Report : Think Ahead – Meeting the workforce challenges in mental health social work
This report examines the challenges facing mental health social work, and offers a blueprint for a fast-track programme that could better recruit and train high-calibre graduates for the profession.
The rise in demand for mental health services over recent years, coupled with funding cuts by commissioners, are putting these services under enormous strain. More effective and well-resourced mental health services are essential in order to support people to live meaningful and independent lives.
Social workers are central to community mental health services. Trained to focus on the social aspects of mental health, they also play important roles in safeguarding, and in assessing people’s entitlement to services.
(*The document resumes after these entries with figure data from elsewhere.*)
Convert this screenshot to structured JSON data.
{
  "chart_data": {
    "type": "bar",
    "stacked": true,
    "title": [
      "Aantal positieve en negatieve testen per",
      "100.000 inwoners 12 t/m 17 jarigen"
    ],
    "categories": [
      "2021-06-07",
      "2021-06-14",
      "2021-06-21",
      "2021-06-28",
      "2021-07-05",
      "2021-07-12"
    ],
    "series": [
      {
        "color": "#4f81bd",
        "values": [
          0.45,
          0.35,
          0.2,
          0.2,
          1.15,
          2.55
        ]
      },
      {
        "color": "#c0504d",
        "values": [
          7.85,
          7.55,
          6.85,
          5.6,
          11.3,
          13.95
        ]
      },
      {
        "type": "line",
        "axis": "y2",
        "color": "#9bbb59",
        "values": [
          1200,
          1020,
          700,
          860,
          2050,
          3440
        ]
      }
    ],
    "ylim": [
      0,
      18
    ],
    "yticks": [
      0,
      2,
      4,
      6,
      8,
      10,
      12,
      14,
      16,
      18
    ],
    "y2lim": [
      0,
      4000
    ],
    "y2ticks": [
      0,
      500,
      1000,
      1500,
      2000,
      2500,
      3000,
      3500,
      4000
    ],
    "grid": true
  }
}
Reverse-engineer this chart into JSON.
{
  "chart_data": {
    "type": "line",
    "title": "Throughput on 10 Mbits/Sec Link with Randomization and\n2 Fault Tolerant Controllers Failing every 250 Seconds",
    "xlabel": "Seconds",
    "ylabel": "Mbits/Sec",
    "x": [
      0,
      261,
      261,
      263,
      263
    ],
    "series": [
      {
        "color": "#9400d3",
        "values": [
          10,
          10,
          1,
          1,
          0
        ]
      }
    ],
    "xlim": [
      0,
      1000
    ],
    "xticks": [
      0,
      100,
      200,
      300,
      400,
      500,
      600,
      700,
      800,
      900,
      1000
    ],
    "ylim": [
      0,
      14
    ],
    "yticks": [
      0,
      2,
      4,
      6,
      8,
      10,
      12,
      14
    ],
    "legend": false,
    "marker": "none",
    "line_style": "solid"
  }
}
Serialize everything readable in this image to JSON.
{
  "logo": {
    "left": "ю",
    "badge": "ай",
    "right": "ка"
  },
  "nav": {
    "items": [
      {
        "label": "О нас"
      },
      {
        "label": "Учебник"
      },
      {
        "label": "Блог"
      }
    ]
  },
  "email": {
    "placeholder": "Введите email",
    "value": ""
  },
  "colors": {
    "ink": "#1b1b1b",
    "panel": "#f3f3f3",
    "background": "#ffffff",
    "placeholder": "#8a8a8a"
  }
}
Yet despite a number of recent attempts to improve the status of the social work profession, challenges remain concerning the recruitment, education and effectiveness of social workers in mental health teams, including a shortage of good quality social workers to work in mental health settings in some areas. Not only is social work missing out on potential sources of talent, but social work education does not always provide students with sufficient practical education, particularly in the area of mental health.
The key to success lies in recruiting a highly skilled workforce, committed to the principles and practice of working in partnership across different professional disciplines. There is therefore a need for a cadre of highly trained social workers who are able to lead the integration agenda in mental health.
This report, commissioned by the Department of Health, proposes the creation of a fast-track graduate recruitment programme, provisionally known as ‘Think Ahead’, to attract high-calibre individuals into employment as mental health social workers within integrated teams. It considers the challenges facing mental health social work in England, examining the issues of recruitment, education and training, and the position of social workers within integrated mental health services, and surveys evidence from graduate recruitment schemes in similar fields to inform the design of the proposed new programme and ensure that it attracts the best and the brightest into mental health social work.